Professor Kazem Fathie, M.D., F.A.C.S., F.I.C.S., Ph.D., KINGSLEY B. GRANT, M.D., and JOHN F. HESS, M.D.
With the exception of multiple myeloma, osteogenic sarcoma is the most common ma-lignant primary tumor of bone.(1) However, reports of its location in the vertebral column, particularly the cervical region, are extremely rare.(2,3) The purpose of this paper is to record a case of osteogenic sarcoma in the cervical vertebra of a 40-year-old Caucasian male.
This 40-year-old white male complained of right-sided neck pain when first seen in February 1969. The patient related a history of spontaneous onset of cervical pain in 1965 which was relieved by chiropractic manipulations. In the spring of 1968, the pain recurred and at that time neither chiropractic treatment nor symptomatic care by a physician were ef- fective. X-rays of the cervical spine and skull in January 1969 were interpreted as normal with the incidental finding of cervical ribs. However, in retrospect, there was a small irregularity along the right lateral mass of the atlas. An orthopedist diagnosed “myofascial cervical strain” and after a trial of traction, a cervical cast was applied. The patient showed no improvement and on May 31, 1969, he was admitted to St. Luke’s Methodist Hospital with neurological findings of 7th and 12th nerve involvement on the right.
figure 1. Open mouth view. Arrow at neoplastic bone of C1, right
There was deviation of the tongue with numbness along the lateral portion, dysphagia, hoarseness, and slight dysarthria. He complained of nocturnal pains at the base of the skull, radiating into the right ear and right side of the head, along with severe pressure sensation in the back of the neck. Extensive neurosurgical evaluation, including right common carotid and cerebral angiography, brain scanning, electroencephalography, echoencephalography, complete myelography and air studies, produced findings entirely within normal limits. X-rays of the skull, cervical spine and mastoids were thought to be within normal limits (but in retrospect, an area of irregularity, along the right lateral mass of the atlas is noted, and is prominent on the open mouth views of the odontoid). (Figure 1) Laboratory examination showed: white blood cells 5,600; Hemoglobin 14.5; VDRL negative. A large, hard mass behind the mastoid process in the region of the stylomastoid foramen was palpable on the right side of the neck. This mass was painful and extended almost to the base of the skull. A biopsy from the region of the mass was negative for tumor. On June 27, 1969, the patient was discharged for office follow up.

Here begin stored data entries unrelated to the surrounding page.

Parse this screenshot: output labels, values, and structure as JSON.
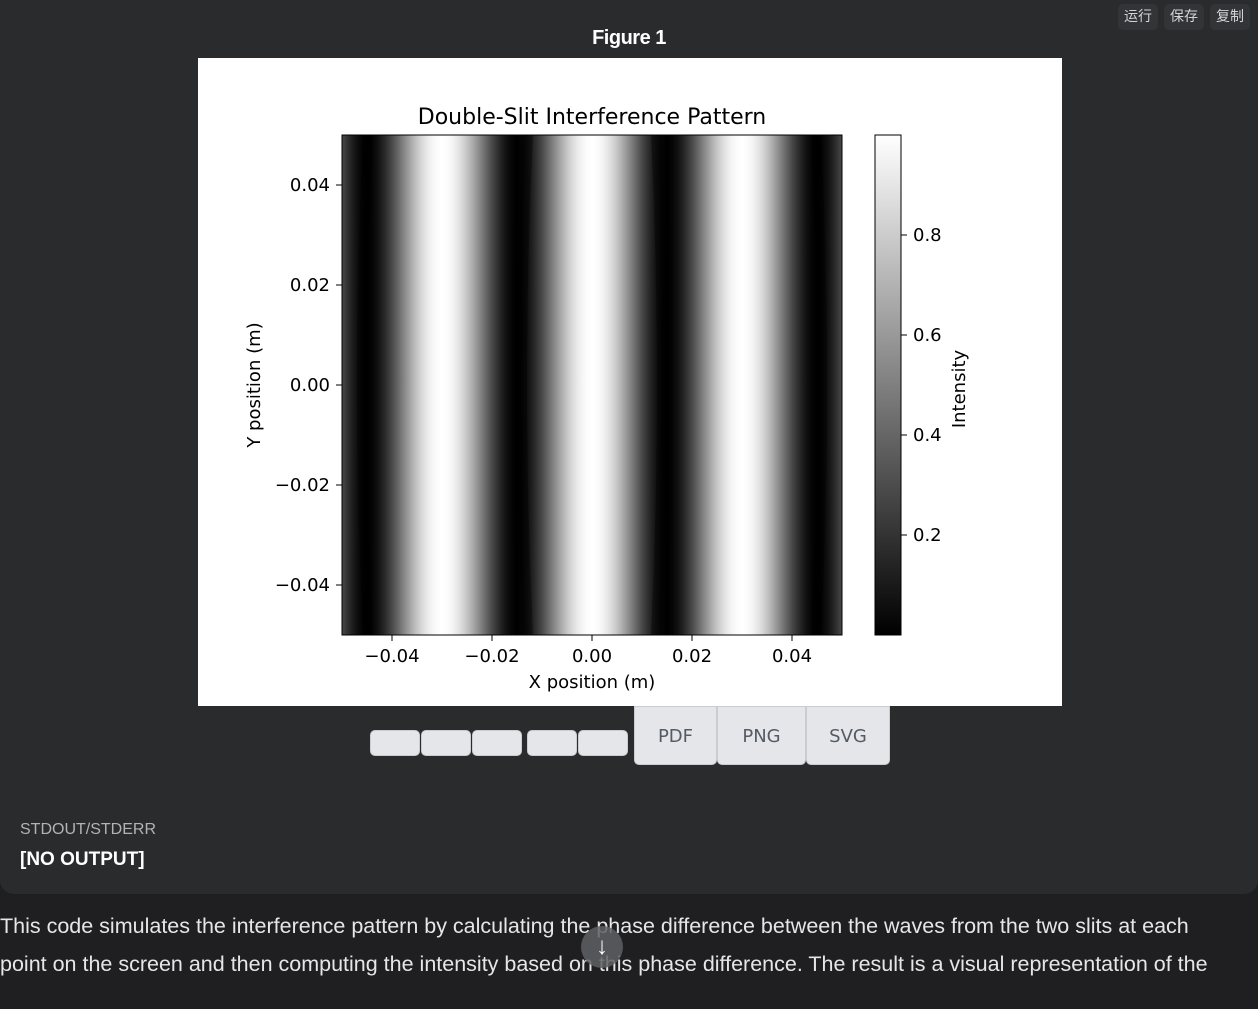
{
  "toolbar": {
    "run": "运行",
    "save": "保存",
    "copy": "复制"
  },
  "figure": {
    "title": "Figure 1"
  },
  "chart_data": {
    "type": "heatmap",
    "title": "Double-Slit Interference Pattern",
    "xlabel": "X position (m)",
    "ylabel": "Y position (m)",
    "xlim": [
      -0.05,
      0.05
    ],
    "ylim": [
      -0.05,
      0.05
    ],
    "xticks": [
      -0.04,
      -0.02,
      0.0,
      0.02,
      0.04
    ],
    "xtick_labels": [
      "−0.04",
      "−0.02",
      "0.00",
      "0.02",
      "0.04"
    ],
    "yticks": [
      0.04,
      0.02,
      0.0,
      -0.02,
      -0.04
    ],
    "ytick_labels": [
      "0.04",
      "0.02",
      "0.00",
      "−0.02",
      "−0.04"
    ],
    "colormap": "gray",
    "colorbar": {
      "label": "Intensity",
      "range": [
        0,
        1
      ],
      "ticks": [
        0.8,
        0.6,
        0.4,
        0.2
      ],
      "tick_labels": [
        "0.8",
        "0.6",
        "0.4",
        "0.2"
      ]
    },
    "fringe_minima_x": [
      -0.046,
      -0.014,
      0.014,
      0.046
    ],
    "fringe_maxima_x": [
      -0.03,
      0.0,
      0.03
    ],
    "grid": false
  },
  "download": {
    "pdf": "PDF",
    "png": "PNG",
    "svg": "SVG"
  },
  "output": {
    "label": "STDOUT/STDERR",
    "value": "[NO OUTPUT]"
  },
  "explanation": {
    "line1": "This code simulates the interference pattern by calculating the phase difference between the waves from the two slits at each",
    "line2": "point on the screen and then computing the intensity based on this phase difference. The result is a visual representation of the"
  },
  "scroll_icon": "arrow-down-icon"
}
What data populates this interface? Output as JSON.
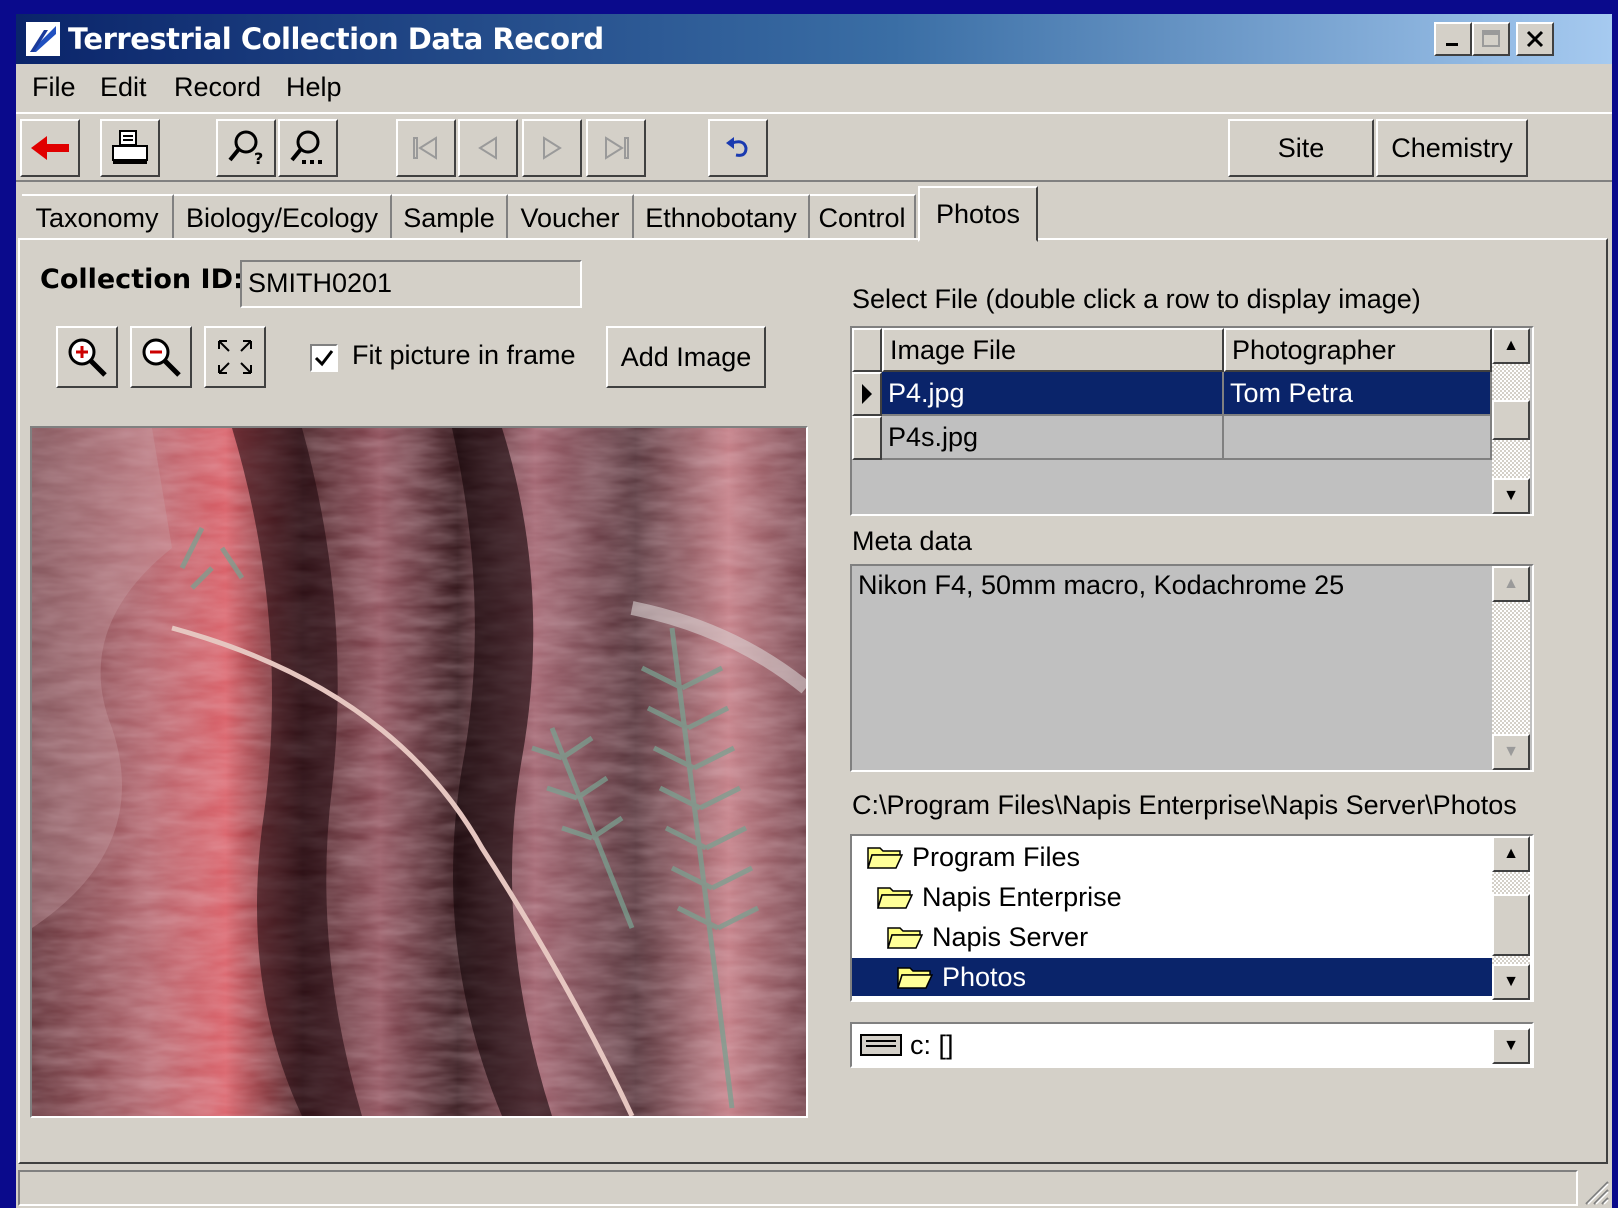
{
  "window": {
    "title": "Terrestrial Collection Data Record",
    "controls": [
      "_",
      "□",
      "×"
    ]
  },
  "menu": [
    "File",
    "Edit",
    "Record",
    "Help"
  ],
  "toolbar": {
    "icons": [
      "back-arrow-icon",
      "print-icon",
      "find-icon",
      "find-next-icon",
      "first-record-icon",
      "previous-record-icon",
      "next-record-icon",
      "last-record-icon",
      "undo-icon"
    ],
    "site_label": "Site",
    "chemistry_label": "Chemistry"
  },
  "tabs": [
    "Taxonomy",
    "Biology/Ecology",
    "Sample",
    "Voucher",
    "Ethnobotany",
    "Control",
    "Photos"
  ],
  "active_tab": "Photos",
  "collection": {
    "label": "Collection ID:",
    "value": "SMITH0201"
  },
  "image_controls": {
    "fit_label": "Fit picture in frame",
    "fit_checked": true,
    "add_image_label": "Add Image"
  },
  "file_grid": {
    "caption": "Select File (double click a row to display image)",
    "columns": [
      "Image File",
      "Photographer"
    ],
    "rows": [
      {
        "file": "P4.jpg",
        "photographer": "Tom Petra",
        "selected": true
      },
      {
        "file": "P4s.jpg",
        "photographer": "",
        "selected": false
      }
    ]
  },
  "metadata": {
    "label": "Meta data",
    "text": "Nikon F4, 50mm macro, Kodachrome 25"
  },
  "folders": {
    "path": "C:\\Program Files\\Napis Enterprise\\Napis Server\\Photos",
    "items": [
      "Program Files",
      "Napis Enterprise",
      "Napis Server",
      "Photos"
    ],
    "selected": "Photos"
  },
  "drive": {
    "value": "c: []"
  },
  "colors": {
    "selection": "#0a246a",
    "face": "#d4d0c8",
    "desktop": "#0a0a8c"
  }
}
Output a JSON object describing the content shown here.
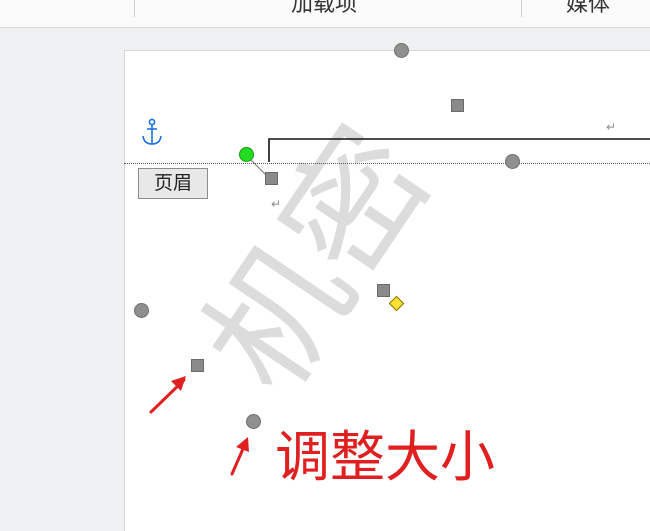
{
  "ribbon": {
    "groups": [
      {
        "label": "加载项"
      },
      {
        "label": "媒体"
      }
    ]
  },
  "document": {
    "header_tag": "页眉",
    "paragraph_mark": "↵",
    "watermark": "机密"
  },
  "annotation": {
    "text": "调整大小",
    "color": "#e02020"
  },
  "colors": {
    "rotation_handle": "#22dd22",
    "adjust_handle": "#ffe033",
    "resize_handle": "#8a8a8a",
    "anchor": "#1a73e8"
  },
  "icons": [
    "anchor-icon",
    "paragraph-mark-icon",
    "red-arrow-icon"
  ]
}
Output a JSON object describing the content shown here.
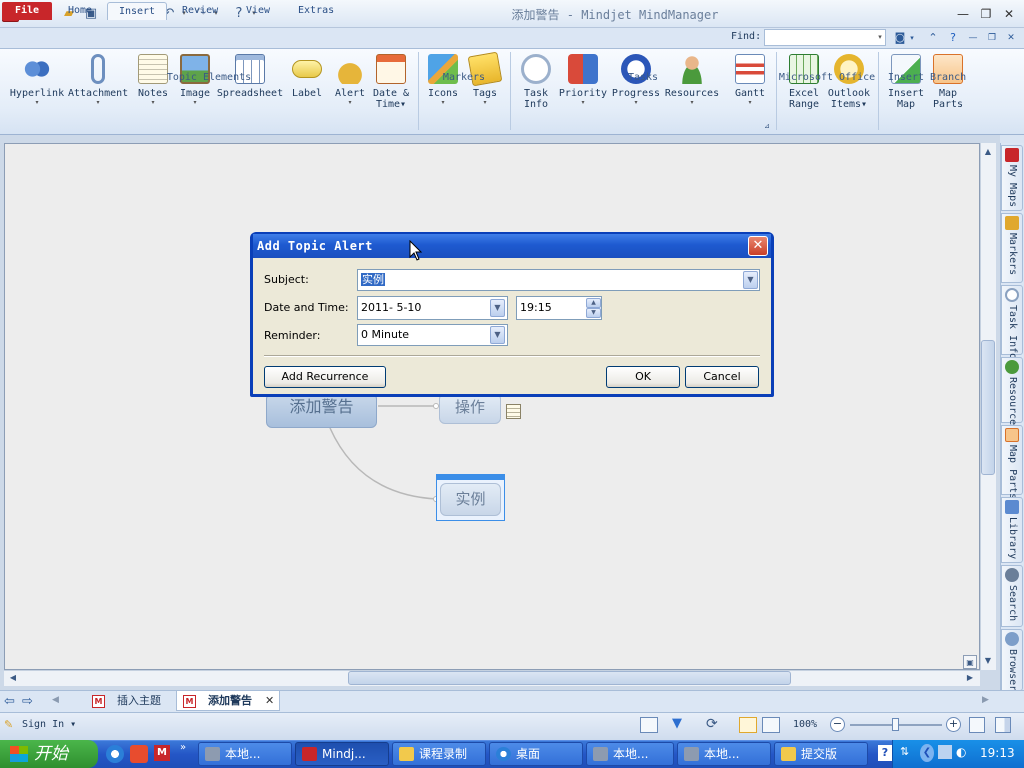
{
  "window": {
    "title": "添加警告 - Mindjet MindManager",
    "app_badge": "M"
  },
  "tabs": [
    {
      "label": "File"
    },
    {
      "label": "Home"
    },
    {
      "label": "Insert"
    },
    {
      "label": "Review"
    },
    {
      "label": "View"
    },
    {
      "label": "Extras"
    }
  ],
  "find": {
    "label": "Find:",
    "value": ""
  },
  "ribbon": {
    "topic_elements": {
      "label": "Topic Elements",
      "buttons": [
        "Hyperlink",
        "Attachment",
        "Notes",
        "Image",
        "Spreadsheet",
        "Label",
        "Alert",
        "Date &",
        "Time"
      ]
    },
    "markers": {
      "label": "Markers",
      "buttons": [
        "Icons",
        "Tags"
      ]
    },
    "tasks": {
      "label": "Tasks",
      "buttons": [
        "Task",
        "Info",
        "Priority",
        "Progress",
        "Resources",
        "Gantt"
      ]
    },
    "office": {
      "label": "Microsoft Office",
      "buttons": [
        "Excel",
        "Range",
        "Outlook",
        "Items"
      ]
    },
    "insert_branch": {
      "label": "Insert Branch",
      "buttons": [
        "Insert",
        "Map",
        "Map",
        "Parts"
      ]
    }
  },
  "map": {
    "central": "添加警告",
    "topic1": "操作",
    "topic2": "实例"
  },
  "side_tabs": [
    "My Maps",
    "Markers",
    "Task Info",
    "Resources",
    "Map Parts",
    "Library",
    "Search",
    "Browser"
  ],
  "doc_tabs": [
    "插入主题",
    "添加警告"
  ],
  "status": {
    "sign_in": "Sign In",
    "zoom": "100%"
  },
  "dialog": {
    "title": "Add Topic Alert",
    "subject_label": "Subject:",
    "subject_value": "实例",
    "datetime_label": "Date and Time:",
    "date_value": "2011- 5-10",
    "time_value": "19:15",
    "reminder_label": "Reminder:",
    "reminder_value": "0 Minute",
    "recurrence_button": "Add Recurrence",
    "ok_button": "OK",
    "cancel_button": "Cancel"
  },
  "taskbar": {
    "start": "开始",
    "items": [
      "本地...",
      "Mindj...",
      "课程录制",
      "桌面",
      "本地...",
      "本地...",
      "提交版"
    ],
    "clock": "19:13"
  },
  "colors": {
    "accent": "#c8262a",
    "ribbon_text": "#1e395b",
    "xp_blue": "#0a3fb8",
    "canvas": "#ededed"
  }
}
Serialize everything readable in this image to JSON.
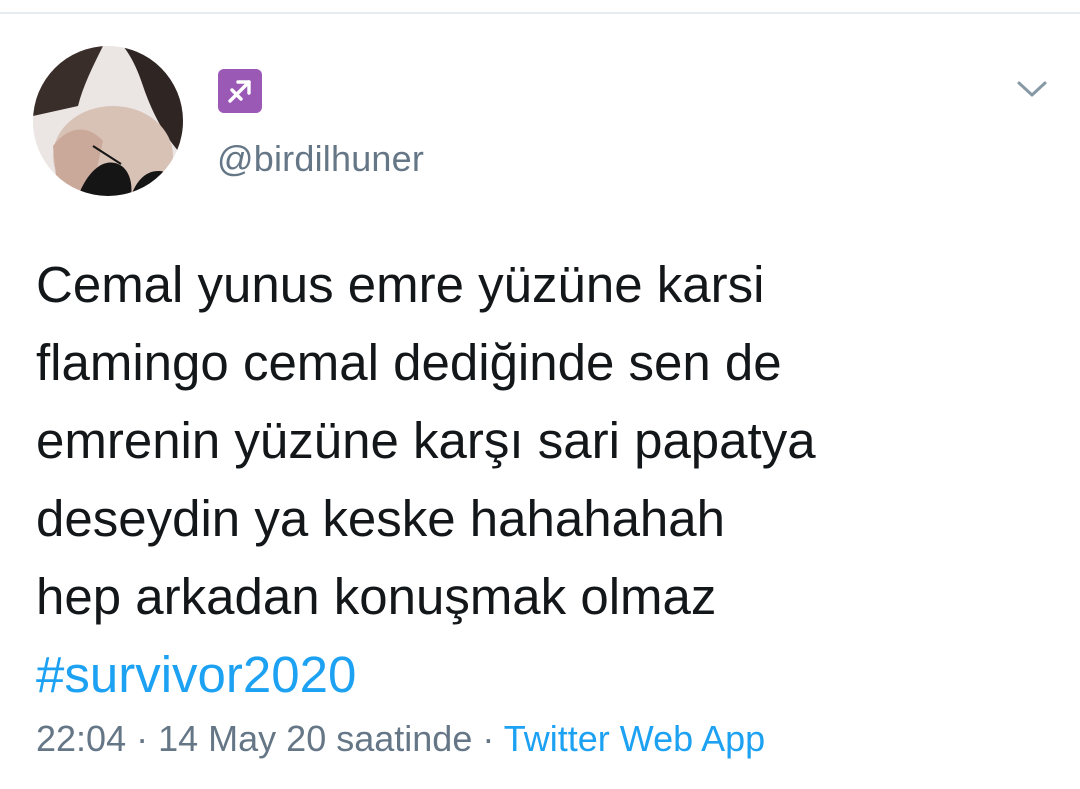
{
  "tweet": {
    "display_name_icon": "sagittarius-icon",
    "handle": "@birdilhuner",
    "text_lines": [
      "Cemal yunus emre yüzüne karsi",
      "flamingo cemal dediğinde sen de",
      "emrenin yüzüne karşı sari papatya",
      "deseydin ya keske hahahahah",
      "hep arkadan konuşmak olmaz"
    ],
    "hashtag": "#survivor2020",
    "time": "22:04",
    "separator": "·",
    "date": "14 May 20 saatinde",
    "source": "Twitter Web App"
  },
  "colors": {
    "link": "#1da1f2",
    "secondary_text": "#657786",
    "primary_text": "#14171a",
    "sagittarius_badge": "#9b59b6"
  }
}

The patient was readmitted in October 1969 for posterior auricular and occipital neurectomies because of his increasing pain and disability.
Preoperative films of the cervical spine, mastoid region and base of the skull re- vealed a large area of tumor calcification along the right border of the atlas and adjacent to the base of the skull. (Figure 2) Repeat biop- sy from the deep tissues of the neck revealed a highly anaplastic tumor of malignant osteoid formation in an extremely fibrocellular stroma (Figure 3), along with marked hyperchromasia and numerous bizarre mitotic fig- ures (Figure 4). A final diagnosis of osteogenic sarcoma was made.
The patient was treated at the Mayo Clinic to maximum tolerance with radiation and chemotherapy. He pursued a steadily deteriorating course and at terminal admission to St. Luke’s Methodist Hospital was unable to fully open his mouth because of mastoicl and maxillary infiltration by the tumor. He expired on September 1, 1970. At postmortem both lungs were the site of massive fibrous, osteoid and frank bone tumor metastases (Figure 5), with extensive secondary bronchopneumonia. The liver, kidneys and lymph nodes also contained metastases. Cosmetic considerations precluded adequate exploration of the primary mass in the right neck and face but sections of the strap muscles showed diffuse infiltrating tumor. No intracranial lesions were present.
In their review of 430 cases of osteogenic sarcoma, Coventry and Dahlin(1) analyzed extensively the histologic and biologic features of these tumors. That review, including the discussants’ remarks, and the material from more recent texts(4, 5) are sufficiently cogent and applicable as not to warrant further detailed commentaries in this report.
A case report of osteogenic sarcoma arising in a cervical vertebra of a 40-year-old white male is presented. The authors stress the rarity of this location for what is the second most common malignancy of bone.
1. Coventry, M. B., and Dahlin, D. C.: Osteogenic sarcoma -critical analysis of 430 cases. J. Bone Joint Surg., 39-A:741-758,1957. 2. Cohen, D. M., et at: Apparently solitary tumors of vertebral column. Mayo Clin. Proc., 39:509-528,1964. 3. Hastings, D. E., et at: Neoplasms of atlas and axis. Canad. J. Sur,11:290-296,1968. 4. Ackerman, L. V., and Spjut, J. J.: Tumors of bone and cartilages A.F.I.P. Atlas Tumor Patho. Section II: Fascicle 4, 84-87,1962.